Another guest photo! Since Judy is taking a media arts class, she’s been using the camera to take some very fun shots, like this one of our kids plus a couple extra enjoying the trampoline.
The entire Old Testament can be summed up as a recurring cycle of creation, fall, redemption. It starts with the capital-C Creation: the first, tragic fall, and then the redemption promised by God in chapter 3. The cycle is repeated on big levels—the creation of the nation Israel, its refusal to enter the Promised Land, God’s raising up Joshua as a triumphant leader—and on individual levels–Abraham receives the promise of a son, he lacks trust and has Ishmael by Hagar, Isaac is miraculously conceived and born.
When you read large chunks of the OT at a time, you get the feel that God is constantly having to remind His people of His faithfulness. He recounts their history to them time and time again, through songs, through the speeches of prophets, through annual celebrations and feasts, through rituals and sacrifices. Over and over they are reminded that they failed, God disciplined, they cried out, and God redeemed. The message is this: trust Him so the cycle does not repeat.
Things change in the New Testament, as the biggest redemption story of all is told. Through Christ’s work on the cross, those trusting Him are redeemed for all time. No further sacrifice is needed.
Yet, on a smale scale, I still see the OT cycle in my own life. God creates new work in me, yet I become complacent or proud or angry or distant, and God must draw me near again.
Just like the Old Testament Israelites, I need constant reminders of God’s faithfulness so I don’t continue to repeat this cycle. Recently I read Psalm 78, one of those lo-o-o-ng reminder Psalms that reviews Israel’s history from Jacob to David, and it gave me the idea of reviewing my own history with God. I don’t have as much to look back on as the Israelites—or as much as the 70 and 80-something saints I’ve been interviewing lately for Wheaton Academy publications—but at age 42 I’ve had a good 25-plus years of walking with God, and He’s revealed Himself to me again and again.
So here’s the beginning of my own Psalm 78, starting when I was 16:
-When I was 16 I led a kids’ Sunday School class in a downtown federal housing project.
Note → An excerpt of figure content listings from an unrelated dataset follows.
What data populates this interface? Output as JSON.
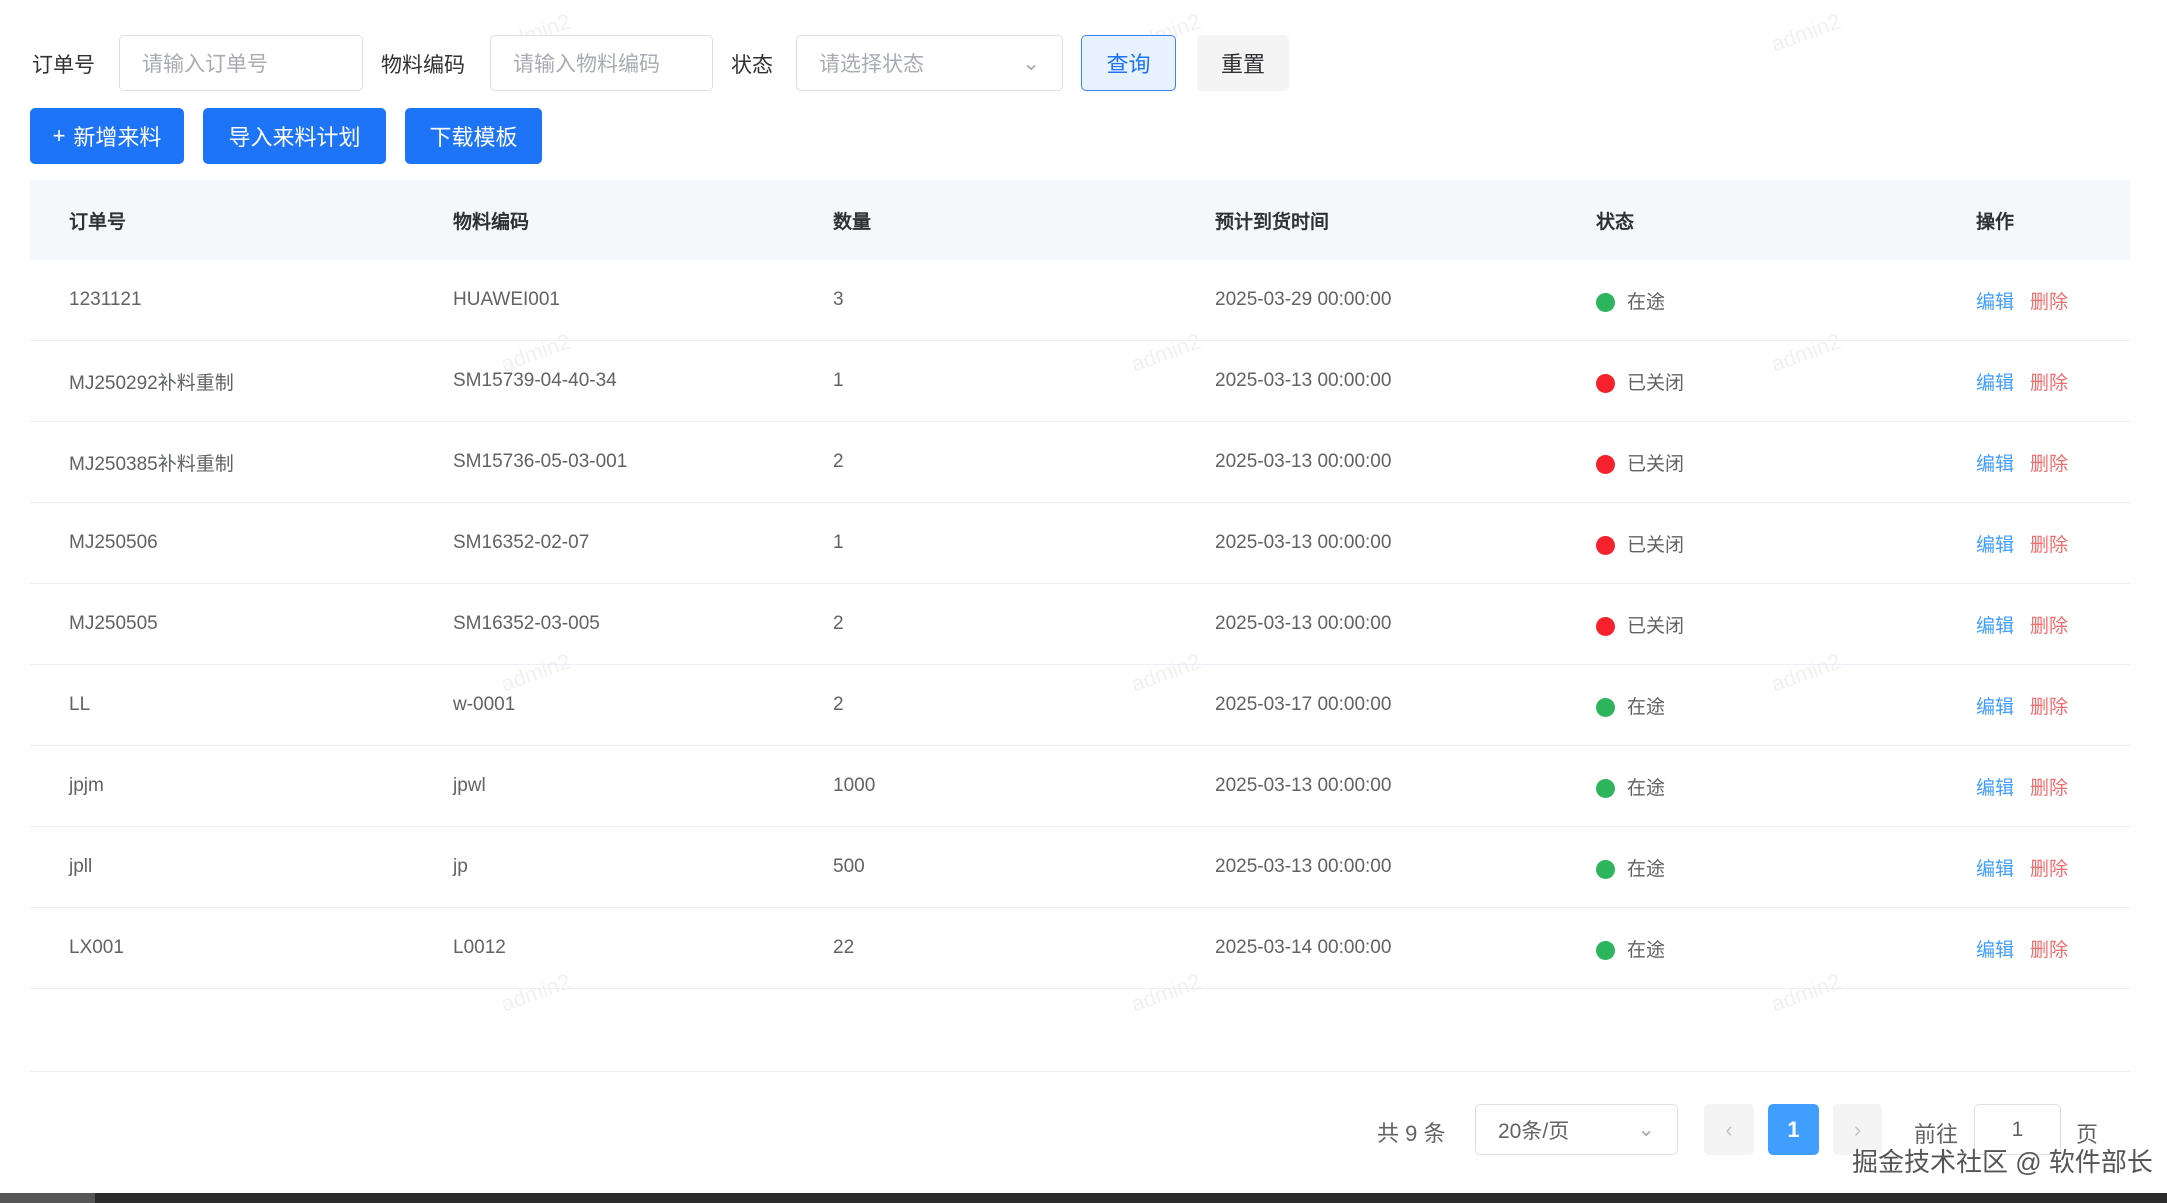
{
  "filters": {
    "order_label": "订单号",
    "order_placeholder": "请输入订单号",
    "material_label": "物料编码",
    "material_placeholder": "请输入物料编码",
    "status_label": "状态",
    "status_placeholder": "请选择状态",
    "query": "查询",
    "reset": "重置"
  },
  "toolbar": {
    "add": "新增来料",
    "import": "导入来料计划",
    "download": "下载模板"
  },
  "table": {
    "headers": [
      "订单号",
      "物料编码",
      "数量",
      "预计到货时间",
      "状态",
      "操作"
    ],
    "rows": [
      {
        "order": "1231121",
        "material": "HUAWEI001",
        "qty": "3",
        "eta": "2025-03-29 00:00:00",
        "status": "在途",
        "color": "#2db55d"
      },
      {
        "order": "MJ250292补料重制",
        "material": "SM15739-04-40-34",
        "qty": "1",
        "eta": "2025-03-13 00:00:00",
        "status": "已关闭",
        "color": "#f5222d"
      },
      {
        "order": "MJ250385补料重制",
        "material": "SM15736-05-03-001",
        "qty": "2",
        "eta": "2025-03-13 00:00:00",
        "status": "已关闭",
        "color": "#f5222d"
      },
      {
        "order": "MJ250506",
        "material": "SM16352-02-07",
        "qty": "1",
        "eta": "2025-03-13 00:00:00",
        "status": "已关闭",
        "color": "#f5222d"
      },
      {
        "order": "MJ250505",
        "material": "SM16352-03-005",
        "qty": "2",
        "eta": "2025-03-13 00:00:00",
        "status": "已关闭",
        "color": "#f5222d"
      },
      {
        "order": "LL",
        "material": "w-0001",
        "qty": "2",
        "eta": "2025-03-17 00:00:00",
        "status": "在途",
        "color": "#2db55d"
      },
      {
        "order": "jpjm",
        "material": "jpwl",
        "qty": "1000",
        "eta": "2025-03-13 00:00:00",
        "status": "在途",
        "color": "#2db55d"
      },
      {
        "order": "jpll",
        "material": "jp",
        "qty": "500",
        "eta": "2025-03-13 00:00:00",
        "status": "在途",
        "color": "#2db55d"
      },
      {
        "order": "LX001",
        "material": "L0012",
        "qty": "22",
        "eta": "2025-03-14 00:00:00",
        "status": "在途",
        "color": "#2db55d"
      }
    ],
    "edit": "编辑",
    "delete": "删除"
  },
  "pagination": {
    "total": "共 9 条",
    "page_size": "20条/页",
    "current": "1",
    "goto": "前往",
    "goto_value": "1",
    "page_unit": "页"
  },
  "watermark": "admin2",
  "site_watermark": "掘金技术社区 @ 软件部长"
}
One of the older kids from the project—his name was Peanut—was my guide, taking me safely through the project, telling me which sections not to enter as I gathered children each week. I remember praying as I walked, for my own safety and for the wellbeing of the kids who lived there. I knew the presence of God as I walked there.
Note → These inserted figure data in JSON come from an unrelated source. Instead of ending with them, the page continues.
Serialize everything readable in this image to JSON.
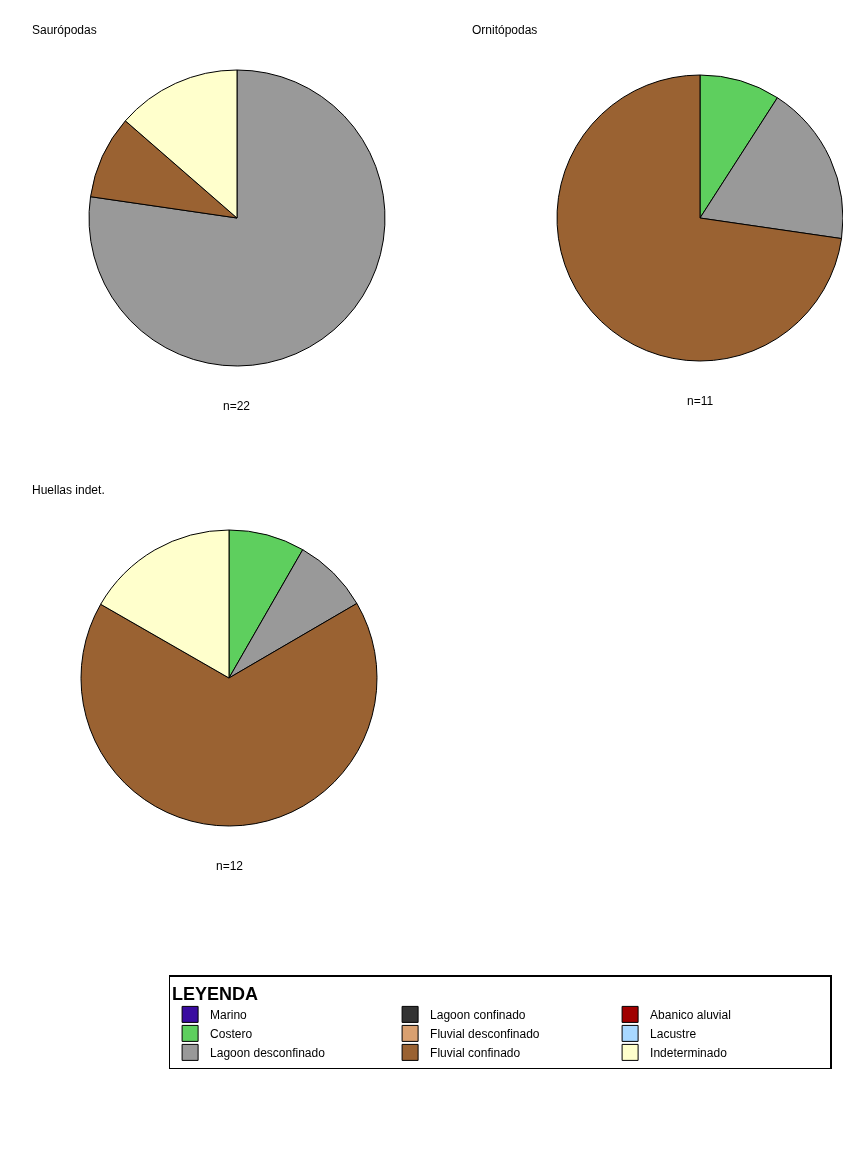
{
  "chart_data": [
    {
      "type": "pie",
      "title": "Saurópodas",
      "annotations": [
        "n=22"
      ],
      "categories": [
        null,
        null,
        null
      ],
      "values": [
        77.3,
        9.1,
        13.6
      ],
      "colors": [
        "#999999",
        "#9a6232",
        "#ffffcc"
      ]
    },
    {
      "type": "pie",
      "title": "Ornitópodas",
      "annotations": [
        "n=11"
      ],
      "categories": [
        null,
        null,
        null
      ],
      "values": [
        9.1,
        18.2,
        72.7
      ],
      "colors": [
        "#5ecf5e",
        "#999999",
        "#9a6232"
      ]
    },
    {
      "type": "pie",
      "title": "Huellas indet.",
      "annotations": [
        "n=12"
      ],
      "categories": [
        null,
        null,
        null,
        null
      ],
      "values": [
        8.3,
        8.3,
        66.7,
        16.7
      ],
      "colors": [
        "#5ecf5e",
        "#999999",
        "#9a6232",
        "#ffffcc"
      ]
    },
    {
      "type": "other",
      "legend_title": "LEYENDA",
      "categories": [
        "Marino",
        "Lagoon confinado",
        "Abanico aluvial",
        "Costero",
        "Fluvial desconfinado",
        "Lacustre",
        "Lagoon desconfinado",
        "Fluvial confinado",
        "Indeterminado"
      ],
      "colors": [
        "#3a0ca0",
        "#333333",
        "#a00000",
        "#5ecf5e",
        "#d9a070",
        "#a8d8ff",
        "#999999",
        "#9a6232",
        "#ffffcc"
      ]
    }
  ]
}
-I was 17 when I first experienced a time when the Lord gave direct leading. I just knew I was supposed to go to Grace College, 11 hours from home, sight unseen, without knowing a single other person going there.
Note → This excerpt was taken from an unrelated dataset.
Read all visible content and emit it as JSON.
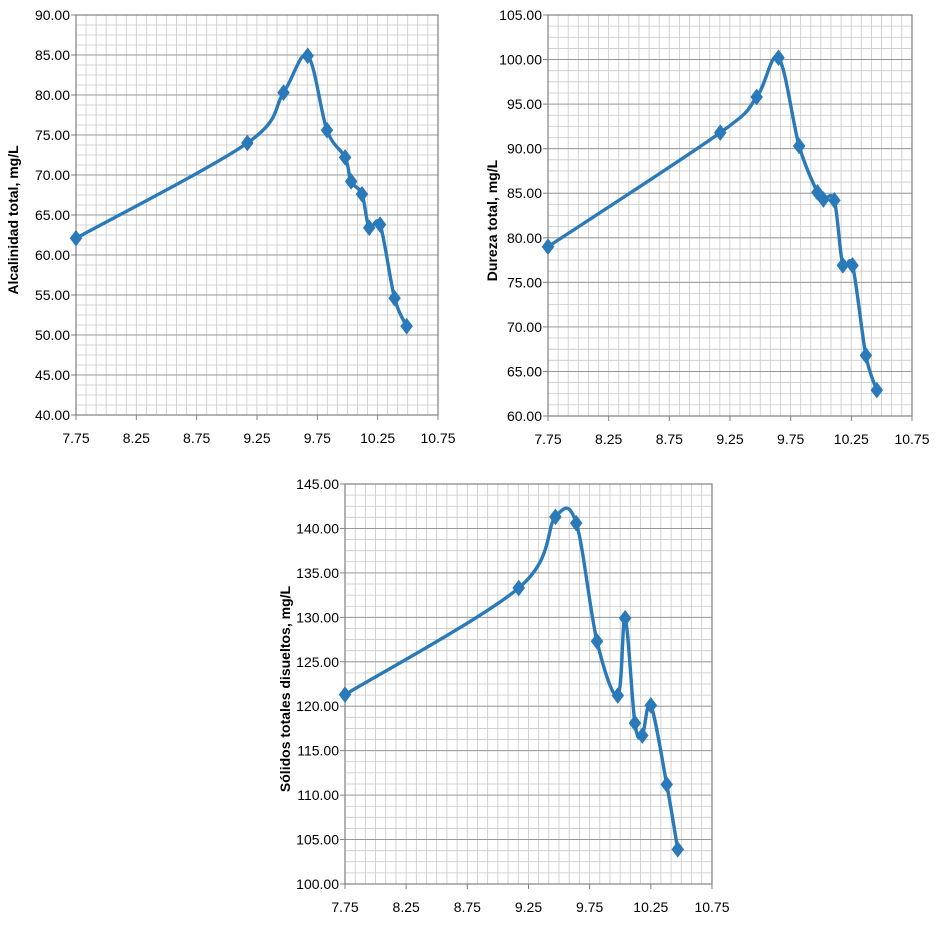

-Near the end of my junior year in college, Dave and I, engaged at the time, broke up after dating for 2 ½ years. I set my ring aside, spent a lot of time alone (he did, too), and came to a point at which I could truly say, “Lord, I love You first. To marry this guy or stay single—I’m waiting to hear from You.” Though that was a difficult time, it was truly a sweet time—maybe the first time I can remember losing a sense of time and place with the joy of fellowshipping with God.
-My first teaching job at a public middle school in Warsaw, Indiana, the tiny, misfit youth group Dave and I started during those years, the mission trip we took together to Argentina—there are so many ways I remember God leading and directing and teaching me during these years.
-In 1998 we knew we were supposed to go—somewhere. I remember filling out the application for overseas teaching and looking at this question: Are you willing to go anywhere God wants you to go? Well, what do you say to that? I originally wanted to go to a Spanish-speaking country, but God made it very clear we were supposed to go to Okinawa, Japan.
-When I went to the doctor in Okinawa to confirm my first pregnancy, he looked at the ultrasound and counseled Dave and I to expect a miscarriage. Separately we were both given the same verse to hold onto—“You keep him in perfect peace whose mind is stayed on you, because he trusts you”—and we went back to the next doctor visit sure that, no matter what the outcome of the visit, God would give us peace and comfort. Emily is the result of that pregnancy!
-We returned in 2000 and went through a difficult time of doubting that we were supposed to be back in the States. God reassured me so abundantly of His love during that time that I began to rethink how I viewed God, comparing my thoughts of Him with the way He is revealed throughout Scripture and in the person of Christ, learning to think “rightly” of Him.
I’ll pause here so the blog entry doesn’t run too long—maybe part two will be my next entry. Writing this has been a wonderful reminder to me that God has revealed Himself to me over and over—and these are just the “big” ways; there are too many small things to include in between all the “big.” Maybe you want to write your own Psalm 78—or if you don’t feel that you can, ask God to help you see the ways He is working in your life.
Thanks for reading—hope it was helpful.
Jen
Thanks for sharing your story to remind all of us how personally God has led us. We see this as we look back to remember our Lord God’s faithfulness to us just as you did. Our God is faithful, indeed!